Esa mengatakan, dari dua rumah program tersebut juga masih terdapat subprogram, seperti keamanan data dan pengembangan monitoring baterai. Kegiatan ini melibatkan berbagai organisasi riset di BRIN dan pihak eksternal, seperti perguruan tinggi dan industri, baik skala atas maupun menengah, yang ada di dalam serta luar negeri.
”Rumah program pertama terkait pengembangan kendaraan listrik sudah dilakukan sejak tahun 2020. Diharapkan pada 2024 sudah bisa mengembangkan prototipe untuk level empat sehingga intervensi dari pengemudi ke kendaraan sudah tidak ada. Dengan menggabungkan berbagai jenis sensor, kendaraan bisa mencari jalan sendiri,” katanya.
Selain itu, Esa menyebut bahwa pengembangan kecerdasan artifisial, mahadata, dan teknologi komputasi untuk biodiversitas serta citra satelit sangat penting. Sebab, selama ini sumber data dari kekayaan biodiversitas Indonesia dan citra satelit, terutama di BRIN, belum sepenuhnya bisa dimanfaatkan dengan optimal untuk berbagai keperluan.
Sementara khusus untuk pemanfaatan citra satelit juga memiliki banyak sekali potensi penggunaan dari bidang meteorologi, oseanografi, perikanan, pertanian, konservasi, geologi, perencanaan wilayah, hingga intelijen.
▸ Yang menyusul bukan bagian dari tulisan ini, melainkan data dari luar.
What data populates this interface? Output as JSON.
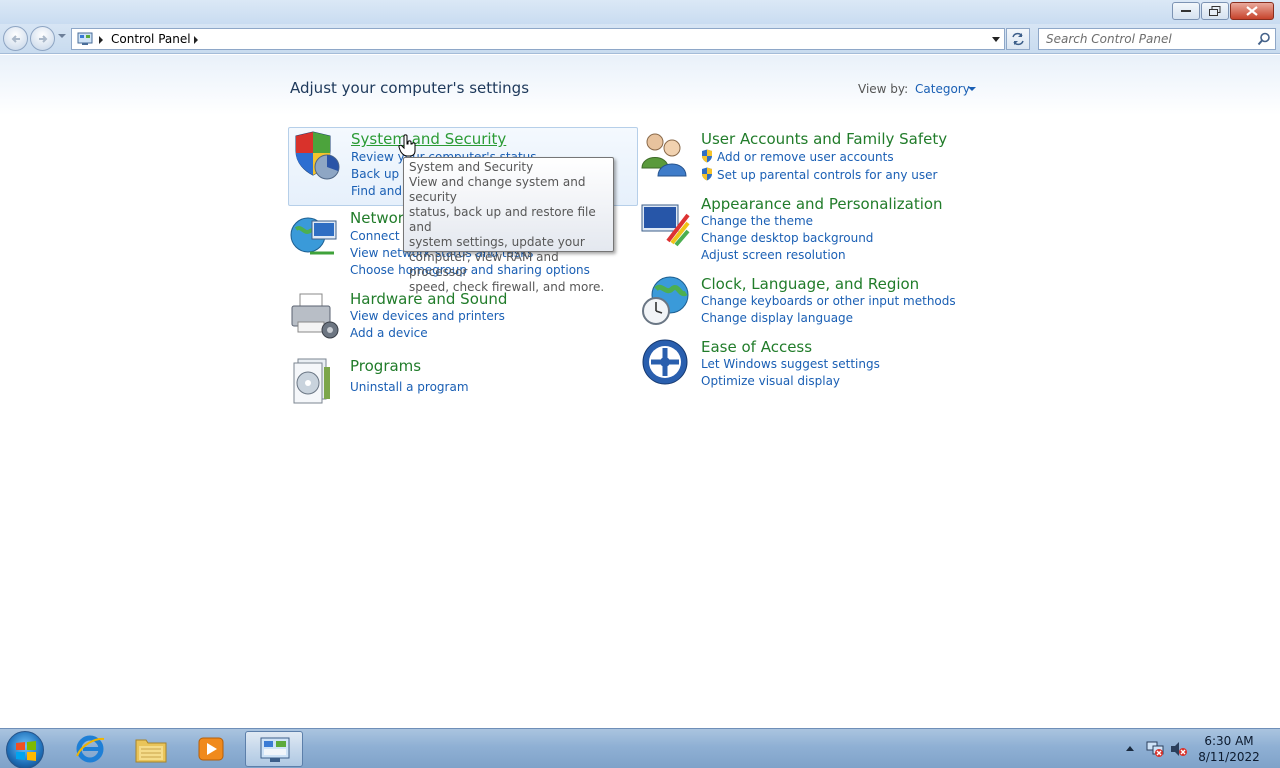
{
  "address": {
    "path": "Control Panel"
  },
  "search": {
    "placeholder": "Search Control Panel"
  },
  "page": {
    "heading": "Adjust your computer's settings",
    "view_by_label": "View by:",
    "view_by_value": "Category"
  },
  "categories": [
    {
      "title": "System and Security",
      "icon": "shield-icon",
      "links": [
        "Review your computer's status",
        "Back up your computer",
        "Find and fix problems"
      ]
    },
    {
      "title": "Network and Internet",
      "icon": "network-globe-icon",
      "links": [
        "Connect to the Internet",
        "View network status and tasks",
        "Choose homegroup and sharing options"
      ]
    },
    {
      "title": "Hardware and Sound",
      "icon": "printer-icon",
      "links": [
        "View devices and printers",
        "Add a device"
      ]
    },
    {
      "title": "Programs",
      "icon": "programs-icon",
      "links": [
        "Uninstall a program"
      ]
    },
    {
      "title": "User Accounts and Family Safety",
      "icon": "users-icon",
      "links": [
        "Add or remove user accounts",
        "Set up parental controls for any user"
      ]
    },
    {
      "title": "Appearance and Personalization",
      "icon": "monitor-paint-icon",
      "links": [
        "Change the theme",
        "Change desktop background",
        "Adjust screen resolution"
      ]
    },
    {
      "title": "Clock, Language, and Region",
      "icon": "clock-globe-icon",
      "links": [
        "Change keyboards or other input methods",
        "Change display language"
      ]
    },
    {
      "title": "Ease of Access",
      "icon": "ease-of-access-icon",
      "links": [
        "Let Windows suggest settings",
        "Optimize visual display"
      ]
    }
  ],
  "tooltip": {
    "title": "System and Security",
    "lines": [
      "View and change system and security",
      "status, back up and restore file and",
      "system settings, update your",
      "computer, view RAM and processor",
      "speed, check firewall, and more."
    ]
  },
  "taskbar": {
    "items": [
      "internet-explorer-icon",
      "file-explorer-icon",
      "media-player-icon",
      "control-panel-icon"
    ],
    "time": "6:30 AM",
    "date": "8/11/2022"
  }
}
Beberapa di antaranya ialah untuk melakukan identifikasi kawasan kumuh, pemantauan perubahan penggunaan lahan, dan prediksi cuaca.
Esa mengakui, pengembangan teknologi kunci ini masih menemui sejumlah tantangan, khususnya aspek pengumpulan data dari berbagi bidang yang sangat melimpah di Indonesia. Oleh karena itu, target lainnya dari rumah program BRIN ialah bisa mengumpulkan dan mengintegrasikan berbagai macam data yang bisa diaplikasikan untuk pengembangan kecerdasan artifisial ataupun teknologi komputasi.
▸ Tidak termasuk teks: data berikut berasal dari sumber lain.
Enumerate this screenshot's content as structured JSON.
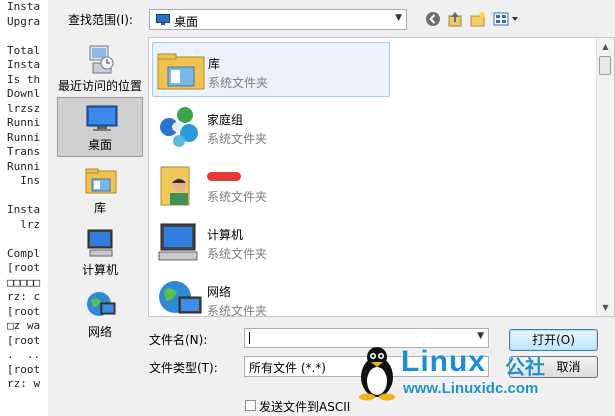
{
  "terminal": {
    "lines": [
      "Insta",
      "Upgra",
      "",
      "Total",
      "Insta",
      "Is th",
      "Downl",
      "lrzsz",
      "Runni",
      "Runni",
      "Trans",
      "Runni",
      "  Ins",
      "",
      "Insta",
      "  lrz",
      "",
      "Compl",
      "[root",
      "□□□□□",
      "rz: c",
      "[root",
      "□z wa",
      "[root",
      ".  ..",
      "[root",
      "rz: w"
    ]
  },
  "toolbar": {
    "lookin_label": "查找范围(I):",
    "lookin_value": "桌面",
    "icons": [
      "back-icon",
      "up-folder-icon",
      "new-folder-icon",
      "view-menu-icon"
    ]
  },
  "places": [
    {
      "label": "最近访问的位置",
      "icon": "recent-places-icon"
    },
    {
      "label": "桌面",
      "icon": "desktop-icon",
      "selected": true
    },
    {
      "label": "库",
      "icon": "libraries-icon"
    },
    {
      "label": "计算机",
      "icon": "computer-icon"
    },
    {
      "label": "网络",
      "icon": "network-icon"
    }
  ],
  "files": [
    {
      "name": "库",
      "type": "系统文件夹",
      "icon": "libraries-icon",
      "selected": true
    },
    {
      "name": "家庭组",
      "type": "系统文件夹",
      "icon": "homegroup-icon"
    },
    {
      "name": "",
      "type": "系统文件夹",
      "icon": "user-folder-icon",
      "redacted": true
    },
    {
      "name": "计算机",
      "type": "系统文件夹",
      "icon": "computer-icon"
    },
    {
      "name": "网络",
      "type": "系统文件夹",
      "icon": "network-icon"
    }
  ],
  "form": {
    "filename_label": "文件名(N):",
    "filename_value": "",
    "filetype_label": "文件类型(T):",
    "filetype_value": "所有文件 (*.*)",
    "open_button": "打开(O)",
    "cancel_button": "取消",
    "checkbox_label": "发送文件到ASCII",
    "checkbox_checked": false
  },
  "watermark": {
    "word": "Linux",
    "cn": "公社",
    "url": "www.Linuxidc.com"
  }
}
”Hampir di semua aplikasi, seperti untuk pengelolaan lingkungan atau biodiversitas, di Indonesia masih sangat kekurangan data dasar. Jadi, pengumpulan data dasar ini sangat penting untuk nantinya bisa digunakan untuk pengembangan sistem ke depan,” ujarnya.
Teknologi kuantum
Guru Besar Sekolah Teknik Elektro dan Informatika Institut Teknologi Bandung (ITB) Andriyan Bayu Suksmono mengatakan, teknologi kuantum merupakan salah satu perkembangan teknologi yang sangat penting saat ini. Berbagai persoalan kehidupan pun bisa dipecahkan apabila teknologi komputasi kuantum bisa dikuasai dan direalisasikan, seperti untuk mencari rute perjalanan hingga mendukung penemuan berbagai pengobatan.
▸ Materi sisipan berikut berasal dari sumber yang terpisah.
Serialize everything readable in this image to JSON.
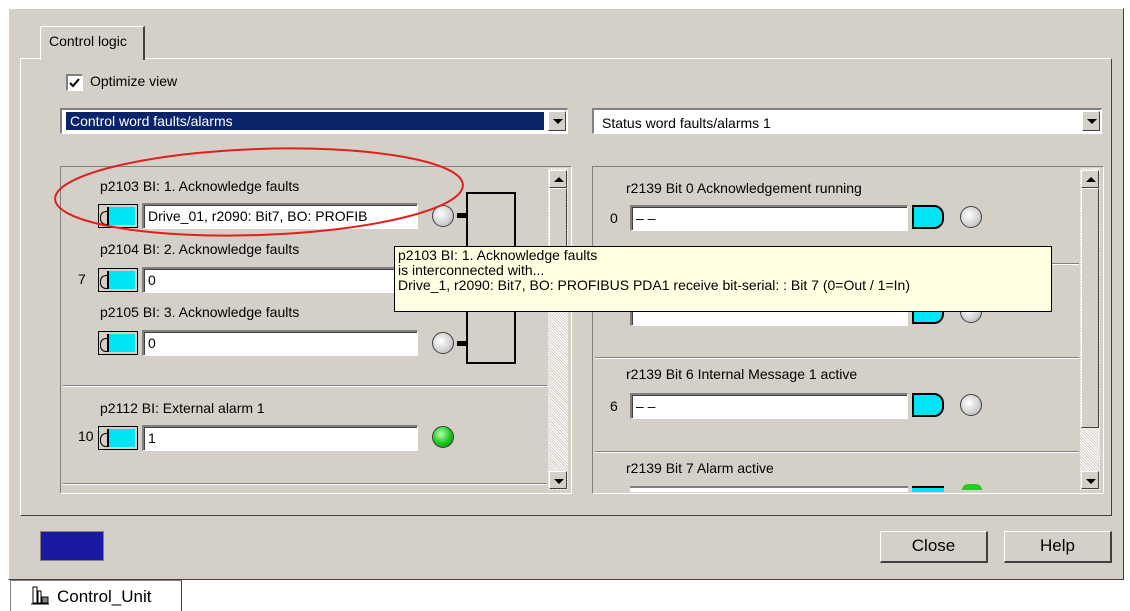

”Sekarang beberapa perusahaan juga sudah membuat komputer kuantum meskipun belum sempurna. Perkembangan teknologi kuantum juga harus diikuti dan dikejar ketertinggalannya oleh Indonesia,” ucapnya.
Sebagai upaya mempercepat pengembangan teknologi ini, BRIN bersama dengan sejumlah perguruan tinggi, termasuk ITB, sejak tahun lalu telah membentuk Pusat Kolaborasi Riset Teknologi Kuantum 2.0. Kolaborasi ini dapat membuka peluang bagi periset dan akademisi untuk mengikuti perkembangan teknologi kuantum serta berbagai aktivitas risetnya.
Menurut Andriyan, pembuatan komputer kuantum sangat sulit dilakukan. Oleh karena itu, pengembangan teknologi kuantum ini juga memerlukan kolaborasi dari sejumlah pihak, khususnya negara lain yang sudah memiliki kapabilitas, seperti Amerika Serikat atau China.